Se c’è una certezza nel processo Angeli e Demoni sui presunti affidi illeciti in Val d’Enza è che ad ogni udienza ci sarà un colpo di scena. Un copione rispettato perfettamente anche ieri, quando sono stati diversi i momenti di tensione tra accusa e difesa. Il collegio presieduto da Sarah Iusto ha rigettato l’eccezione delle difese sulla indagabilità di Anna Maria Capponcelli, consulente tecnica d’ufficio presso il Tribunale dei minori di Bologna, la cui perizia, nel caso del piccolo N., secondo l’accusa sarebbe stata viziata dalle informazioni false fornite dai servizi sociali.

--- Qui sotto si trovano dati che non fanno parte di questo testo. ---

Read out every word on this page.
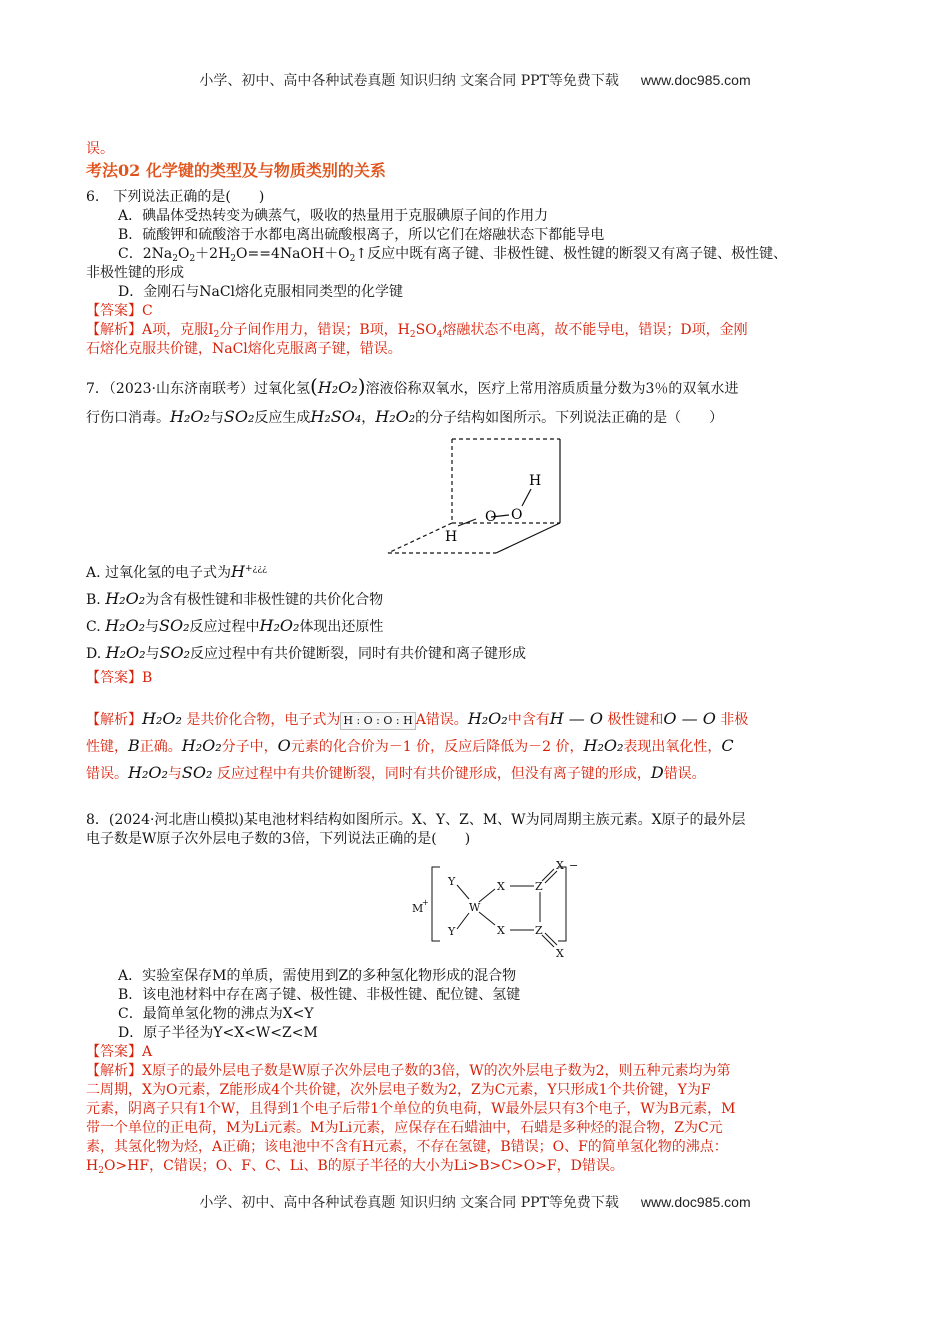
小学、初中、高中各种试卷真题 知识归纳 文案合同 PPT等免费下载 www.doc985.com

误。

考法02 化学键的类型及与物质类别的关系

6.　下列说法正确的是(　　)

A．碘晶体受热转变为碘蒸气，吸收的热量用于克服碘原子间的作用力

B．硫酸钾和硫酸溶于水都电离出硫酸根离子，所以它们在熔融状态下都能导电

C．$2Na_2O_2+2H_2O==4NaOH+O_2↑$反应中既有离子键、非极性键、极性键的断裂又有离子键、极性键、

非极性键的形成

D．金刚石与NaCl熔化克服相同类型的化学键

【答案】C

【解析】A项，克服$I_2$分子间作用力，错误；B项，$H_2SO_4$熔融状态不电离，故不能导电，错误；D项，金刚

石熔化克服共价键，NaCl熔化克服离子键，错误。

7．（2023·山东济南联考）过氧化氢(H₂O₂)溶液俗称双氧水，医疗上常用溶质质量分数为3％的双氧水进

行伤口消毒。H₂O₂与SO₂反应生成H₂SO₄，H₂O₂的分子结构如图所示。下列说法正确的是（　　）

O O
H
H

A. 过氧化氢的电子式为H+¿¿¿

B. H₂O₂为含有极性键和非极性键的共价化合物

C. H₂O₂与SO₂反应过程中H₂O₂体现出还原性

D. H₂O₂与SO₂反应过程中有共价键断裂，同时有共价键和离子键形成

【答案】B

【解析】H₂O₂ 是共价化合物，电子式为 H : O : O : H A错误。H₂O₂中含有H — O 极性键和O — O 非极

性键，B正确。H₂O₂分子中，O元素的化合价为－1 价，反应后降低为－2 价，H₂O₂表现出氧化性，C

错误。H₂O₂与SO₂ 反应过程中有共价键断裂，同时有共价键形成，但没有离子键的形成，D错误。

8．(2024·河北唐山模拟)某电池材料结构如图所示。X、Y、Z、M、W为同周期主族元素。X原子的最外层

电子数是W原子次外层电子数的3倍，下列说法正确的是(　　)

M
+
Y
Y
W
X
X
Z
Z
X
X
−

A．实验室保存M的单质，需使用到Z的多种氢化物形成的混合物

B．该电池材料中存在离子键、极性键、非极性键、配位键、氢键

C．最简单氢化物的沸点为X<Y

D．原子半径为Y<X<W<Z<M

【答案】A

【解析】X原子的最外层电子数是W原子次外层电子数的3倍，W的次外层电子数为2，则五种元素均为第

二周期，X为O元素，Z能形成4个共价键，次外层电子数为2，Z为C元素，Y只形成1个共价键，Y为F

元素，阴离子只有1个W，且得到1个电子后带1个单位的负电荷，W最外层只有3个电子，W为B元素，M

带一个单位的正电荷，M为Li元素。M为Li元素，应保存在石蜡油中，石蜡是多种烃的混合物，Z为C元

素，其氢化物为烃，A正确；该电池中不含有H元素，不存在氢键，B错误；O、F的简单氢化物的沸点：

$H_2O>HF$，C错误；O、F、C、Li、B的原子半径的大小为Li>B>C>O>F，D错误。

小学、初中、高中各种试卷真题 知识归纳 文案合同 PPT等免费下载 www.doc985.com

La testimonianza di Capponcelli ha però riservato non pochi colpi di scena: in primo luogo, la teste ha riferito di aver chiarito più volte, a domanda dei Carabinieri, che le presunte false informazioni non avrebbero influito sulla perizia, dal momento in cui il suo compito era quello di valutare non la credibilità sostanziale ma quella clinica del bambino.

In secondo luogo, a smentire la tesi accusatoria sono diversi elementi: la registrazione effettuata dalla stessa Capponcelli durante un incontro con l’assistente sociale Francesco Monopoli ( difeso da Nicola Canestrini e Giuseppe Sambataro), una telefonata di Monopoli quando le intercettazioni erano già state attivate e una mail - spedita a Capponcelli e poi inserita anche nel fascicolo dei minori - nella quale l’assistente sociale la informa della fissazione dell’udienza di opposizione all’archiviazione nel procedimento a carico dei genitori di N., informazione che, secondo la pm, Monopoli avrebbe invece taciuto.

La pm Valentina Salvi si è opposta, contestando l’utilizzo, da parte di Canestrini, di materiale che non era stato dato in visione all’accusa. Ma quelle registrazioni, ha contestato il legale, sono presenti nel fascicolo del pm, che non li ha mai fatti trascrivere. Capponcelli, da parte sua, ha confermato la presenza, tra i documenti a sua disposizione, della mail scovata dalla difesa. Monopoli è accusato anche di aver chiesto di allargare l’oggetto della perizia anche ai genitori, tema che, invece, era stata Capponcelli stessa a proporre. La teste - perita molto esperta - ha anche dichiarato di non aver mai avuto la sensazione di essere ingannata da Monopoli.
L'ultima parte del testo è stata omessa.